Hard labour for Liverpool

Football fans know that whatever Mr Major or Mr Blair may say, theirs will be the Premiership that matters next May. But just as the political parties have postured a good deal but committed themselves to nothing during their conferences, Manchester United and Liverpool could only flatter the Premiership's largest ever crowd at a bright and breezy Old Trafford yesterday, by going through the motions of a decisive contest.

Moments of passion were rare, with Neil Ruddock's pantomime villain appearance on the touchline provoking the most animation in the home crowd. But with Estonian-style kick-off time, the aches of international duty last week, and the burdens of European competition next, most of the players could be forgiven for a certain jet-lagged hesitancy. But probably just as potent was their knowledge that yesterday's game was far too early in the season to matter.

Sure, Liverpool would have wanted to preserve their unbeaten record, and would certainly have achieved it but for David Beckham's moment of instant daring, but at times their neat possession game looked like an end in itself, rather than a means to winning.

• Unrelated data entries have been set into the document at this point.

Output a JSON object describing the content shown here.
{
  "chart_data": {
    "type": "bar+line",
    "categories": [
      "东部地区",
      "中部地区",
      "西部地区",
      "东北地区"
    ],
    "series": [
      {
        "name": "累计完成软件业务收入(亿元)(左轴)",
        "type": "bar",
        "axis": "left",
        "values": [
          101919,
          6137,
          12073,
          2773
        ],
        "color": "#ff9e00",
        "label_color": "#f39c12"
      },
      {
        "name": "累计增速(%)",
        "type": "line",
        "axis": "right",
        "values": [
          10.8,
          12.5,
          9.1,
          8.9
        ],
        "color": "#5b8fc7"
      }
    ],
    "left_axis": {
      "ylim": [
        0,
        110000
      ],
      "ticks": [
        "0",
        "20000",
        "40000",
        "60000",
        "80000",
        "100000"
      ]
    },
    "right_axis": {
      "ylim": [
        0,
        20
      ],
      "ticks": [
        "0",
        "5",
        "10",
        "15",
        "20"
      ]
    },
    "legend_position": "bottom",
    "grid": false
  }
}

The absence, through injury, of Robbie Fowler may also have affected their thinking, but the continuing preference for Michael Thomas ahead of Jamie Redknapp smacks of undue caution and perhaps an unconscious acknowledgement by Liverpool that United are still the government of the day, while they are still just one of two or three opposition parties.

Last year, Fowler's four goals took four points off United but didn't affect the season's outcome. Liverpool's fans have had to settle for scraps in the battles with United - the last-game victory in 1992 which confirmed Leeds's title, and the defiant 3-3 draw at Anfield in 1994. But they know that in the ideological struggle with their fiercest rivals, only trophies count.

But it is now six years since Liverpool's last championship and being "out of office" for so long is beginning to show - they were almost deferential to United for large parts of this game, as if frightened that attacking them too vigorously would produce a damaging backlash. "They don't really cut you open," Alex Ferguson summed up aptly, words that Major might say of the Labour party.

United were, in their own way, as guilty of caution as Liverpool, but with Ferguson's eye on Europe next week, that was perhaps understandable and his players followed his orders not to be provoked by Liverpool's keep-ball.

"This game wasn't as important to us as next Wednesday's [against Fenerbahce in Turkey]; we can always catch up in the League," Ferguson spin-doctored to good effect as if yesterday was a mere by-election.

Liverpool's manager, Roy Evans, clung to the "if you don't put the ball in the net" consolation, but a suspicion lurks that his team's inability to turn possession into goals in the games that matter may yet condemn them to another term in opposition next May.